Sunday, November 2, 2008

Heart Health

Top 10 Tips for Better Heart Health

1. Fill up on fiber. Not only does fiber help lower levels of LDL ("bad") cholesterol, it can aid weight management. Being overweight raises your risk of heart failure by a third, while being obese doubles it. Top sources include oats, beans, raspberries, blackberries, oranges and green peas.

2. Go bananas. 99% of women and 90% of men don't get enough potassium in their diet. This mineral is responsible for regulating fluid balance in our cells & also blunts the effects of excess sodium. Too much sodium & too little potassium is a recipe for high blood pressure. Strike a healthier balance by cutting back on salt & increasing potassium intake with bananas, potatoes, broccoli & kiwi.

3. Say "no" to that extra cup of joe. Four or more cups of coffee could elevate blood levels of homocysteine, an amino acid associated with increased risk of cardiovascular disease. Drinking more than two cups can harden arteries & contribute to arteriosclerosis. Switch to tea; it’s heart-healthy & reduces blood pressure & inflammation.

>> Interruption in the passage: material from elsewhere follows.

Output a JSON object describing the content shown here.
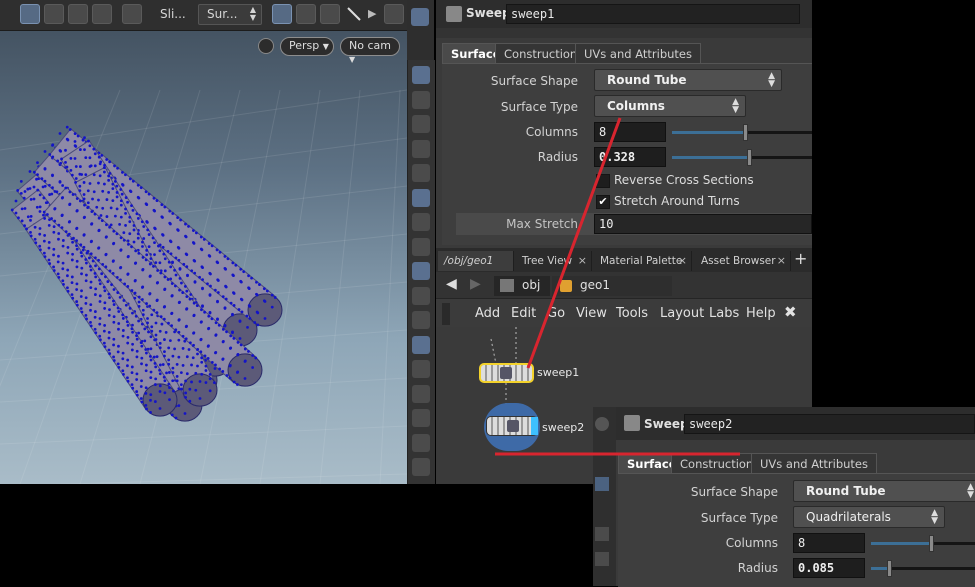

4. "Beet" heart disease. Beets contain the antioxidant betanin, which can help keep LDL cholesterol from clogging your arteries. This root vegetable is a good source of folic acid, which helps break down homocysteine. (sources: spinach, broccoli, romaine lettuce & papaya)

5. Become a better listener. Baltimore researchers found that people with "dominant personalities" had a 47% higher risk of heart disease compared to their patient peers.

6. The "L" word your heart truly longs for: lycopene. This phytonutrient is found in tomatoes, watermelon & pink grapefruit; lowers cholesterol levels & reduces inflammation. Harvard researchers found that eating seven or more servings of tomatoes a week may reduce the risk of cardiovascular disease by 30%.

7. Choose healthy fats. Monounsaturated fats (olive oil, avocado, nuts) — when used in place of saturated fats (butter, bacon, beef) -help lower cholesterol. Another healthy fat — omega-3 (helps reduce inflammation): sources include wild salmon, walnuts and flaxseed.

8. Don't turn breakfast into break-feast. While skipping breakfast lowers your metabolism, going overboard is not better. A new study shows that fatty breakfasts trigger the release of inflammatory chemicals associated with clogged arteries. So skip the buttery stack of flapjacks and bacon and opt for a strawberry-banana smoothie instead.

9. Ode to soy. Twenty-five grams of soy protein daily can help lower cholesterol, according to the American Heart Association. Soy's other heart-healthy nutrients include folic acid & magnesium (which help maintain normal blood pressure). Soymilk, edamame, tofu & soynuts are just some of the many ways to enjoy soy.

10. Go for a raise. In HDL cholesterol, that is. Higher levels of this "good" cholesterol can be almost as important as low levels of LDL cholesterol at keeping cardiovascular disease at bay. Exercising, quitting smoking and limiting trans fats all help boost HDL levels.

2 comments:

Johanna Golphin said...

I really appreciated that. My husband was put on medication for high blood pressure a couple months ago and we've been trying to watch what we eat around here. Thanks for the healthy heart tips!

-Johanna

Johanna Golphin said...

Sid was just put on medication for high blood pressure. We've been trying to eat health and lower hid BP naturally. I really appreciated this article, it was very helpful!